By Cillian Sherlock, PA
Tánaiste Micheál Martin has told the Dail that Ireland’s belief in a rules-based international order is not a “magic charm” that protects from malign actors.
The Dáil was hearing statements on the upcoming Consultative Forum on International Security Policy, which Mr Martin hoped would provide a realistic discussion on Ireland’s foreign and defence policy.
The forum is to take place next month across four days in Cork, Galway and Dublin.
“We need a serious and honest conversation about the international security policy options available to the State, and the implications of each of these,” Mr Martin said.
He said the forum would be inclusive and reach a broad audience.
He added: “The forum will involve a wide range of stakeholders, analysts and practitioners.
“As I have said on a number of occasions before, the discussion will not simply be a binary one on the issue of neutrality, but will cover a breadth of areas relating to our foreign, security and defence policy.”
Mr Martin said Ireland’s commitment to global law and human rights does not “inure us from reality”.
He added: “The choice is not between being a vocal and convinced supporter of the UN Charter and the global multilateral system, or unquestioningly taking on the mantle of another country’s foreign and security policy.
“The choice is not one in which military neutrality is a talisman that allows us to do good in the world, whereas any other security policy choice would mean abandoning our commitment to the peaceful settlement of disputes and international humanitarian law and human rights.
“Our belief in a rules bases international order goes to the core of who we are as a people. But it is not a magic charm.”
He said the Government had no “hidden agenda” nor prejudged outcome.
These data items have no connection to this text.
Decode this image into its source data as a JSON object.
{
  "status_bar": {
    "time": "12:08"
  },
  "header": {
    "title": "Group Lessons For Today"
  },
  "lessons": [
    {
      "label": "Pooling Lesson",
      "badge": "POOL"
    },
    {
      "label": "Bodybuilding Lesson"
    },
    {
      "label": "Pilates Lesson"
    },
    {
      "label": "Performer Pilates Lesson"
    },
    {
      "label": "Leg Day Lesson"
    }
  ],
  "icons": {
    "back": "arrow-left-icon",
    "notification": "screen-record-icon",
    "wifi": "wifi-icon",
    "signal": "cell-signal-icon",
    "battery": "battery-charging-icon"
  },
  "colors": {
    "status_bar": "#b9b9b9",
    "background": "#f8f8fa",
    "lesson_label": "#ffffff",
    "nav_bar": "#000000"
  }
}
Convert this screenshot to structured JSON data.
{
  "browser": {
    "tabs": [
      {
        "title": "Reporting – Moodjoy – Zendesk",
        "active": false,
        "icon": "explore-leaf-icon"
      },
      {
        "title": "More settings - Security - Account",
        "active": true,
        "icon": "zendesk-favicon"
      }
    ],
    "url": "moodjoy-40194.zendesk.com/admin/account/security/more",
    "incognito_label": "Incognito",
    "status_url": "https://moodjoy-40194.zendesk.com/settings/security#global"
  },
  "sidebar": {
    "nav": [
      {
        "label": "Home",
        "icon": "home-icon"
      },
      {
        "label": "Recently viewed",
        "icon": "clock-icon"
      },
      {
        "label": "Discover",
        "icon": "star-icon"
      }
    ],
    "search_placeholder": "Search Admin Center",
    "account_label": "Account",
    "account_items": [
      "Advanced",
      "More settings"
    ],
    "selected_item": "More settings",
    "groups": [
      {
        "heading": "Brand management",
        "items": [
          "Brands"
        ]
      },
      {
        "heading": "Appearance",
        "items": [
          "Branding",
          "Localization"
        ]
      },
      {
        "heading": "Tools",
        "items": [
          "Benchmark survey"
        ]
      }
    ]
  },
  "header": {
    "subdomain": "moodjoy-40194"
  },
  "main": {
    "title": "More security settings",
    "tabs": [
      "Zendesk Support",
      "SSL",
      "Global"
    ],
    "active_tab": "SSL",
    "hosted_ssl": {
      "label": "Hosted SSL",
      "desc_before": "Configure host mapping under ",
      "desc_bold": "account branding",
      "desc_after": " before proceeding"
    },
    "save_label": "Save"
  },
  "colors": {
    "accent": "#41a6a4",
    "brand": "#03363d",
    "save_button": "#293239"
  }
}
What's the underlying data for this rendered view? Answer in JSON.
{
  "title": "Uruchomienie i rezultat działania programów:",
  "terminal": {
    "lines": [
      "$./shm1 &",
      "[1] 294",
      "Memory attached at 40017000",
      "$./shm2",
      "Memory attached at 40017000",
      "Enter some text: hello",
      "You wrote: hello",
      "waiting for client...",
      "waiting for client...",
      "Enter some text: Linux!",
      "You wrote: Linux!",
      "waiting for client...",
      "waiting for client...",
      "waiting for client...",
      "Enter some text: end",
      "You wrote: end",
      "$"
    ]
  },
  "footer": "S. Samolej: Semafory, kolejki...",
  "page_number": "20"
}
He added: “Let’s dispense early on with the notion that this is part of the latest secret plan by the Government to join Nato.”
The Minister for Foreign Affairs and Defence said the increasing use of the UN security council veto created a need to examine what Ireland’s ability to pursue an independent foreign policy, including the implications for the “triple lock”.
The “triple lock” mechanism refers to the need for UN authorisation, Government approval, and Dáil approval for the deployment of contingents of more than 12 Irish troops to any conflict zone or EU Common Security and Defence Policy.
Sinn Féin defence and foreign affairs spokesperson Matt Carthy said Ireland should be “proud” of neutrality.
He said the party wanted Ireland to play a constructive role in the wider world which was committed to diplomacy, humanitarianism, and peacebuilding.
He added: “An independent foreign policy and military neutrality are crucial to allow Ireland to play that important role.”
However, Mr Carthy said public discourse on foreign and security polices has been “sorely lacking”.
He said Irish governments have made crucial decisions without public or Oireachtas debate.
He added: “The starting point to any such discourse must be a recognition that military neutrality has served us well.
“It is for this reason that we want to enshrine the principle of neutrality in the Irish constitution and within the EU treaties.”
Mr Carthy said Ireland’s neutrality and experience with colonialism has allowed the country to earn a reputation as one of the “pre-eminent contributors to peacekeeping in the globe”.
He added: “Because Irish neutrality has never meant isolationism in disengagement or disinterest in the world.
“It has been a positive force for good. It has allowed this small country to play a bigger role than many others.”
The Sinn Féin TD said the Government did not plan to provide a role for the opposition in the forum and instead aims to “reshape public opinion”.
He further accused successive governments of undermining Ireland’s neutrality.
People-Before-Profit TD Richard Boyd-Barrett accused the Government of “cynically” ratcheting up militarisation of the European Union.
He said Mr Martin’s party Fianna Fáil was attempting to dismantle Irish neutrality.
He said it was advancing a project within Nato and the EU to develop a European army.
Labour foreign affairs spokesperson Brendan Howlin said a citizens’ assembly would have been more preferable to the forum.
He said Ireland was content in “raising the flag of neutrality” as a pretext to low spending in defence.
He said there was a need to unambiguously set out a “clear national stall” on our neutral status.
He added: “Are we proud of it? Do we understand it? Because it seems to be a vehicle that can be whatever you wish it to be.”
He said Labour regards “positive neutrality” as a valuable and internationally precious strategic position.
He added: “One that has been at the core of our international position for the establishment of our State.
“Our history as a colonised people, not a coloniser, our reputation in peacebuilding and peace enforcement gives us potential well beyond our economic might and military strength to make a difference in the world – and we’ve utilised that in the past.”
He said this was internationally recognised.
He added: “Being neutral, does not mean being impotent – which has often been our position in the past.
“Ultimately, we must take responsibility for our own security and our own safety.”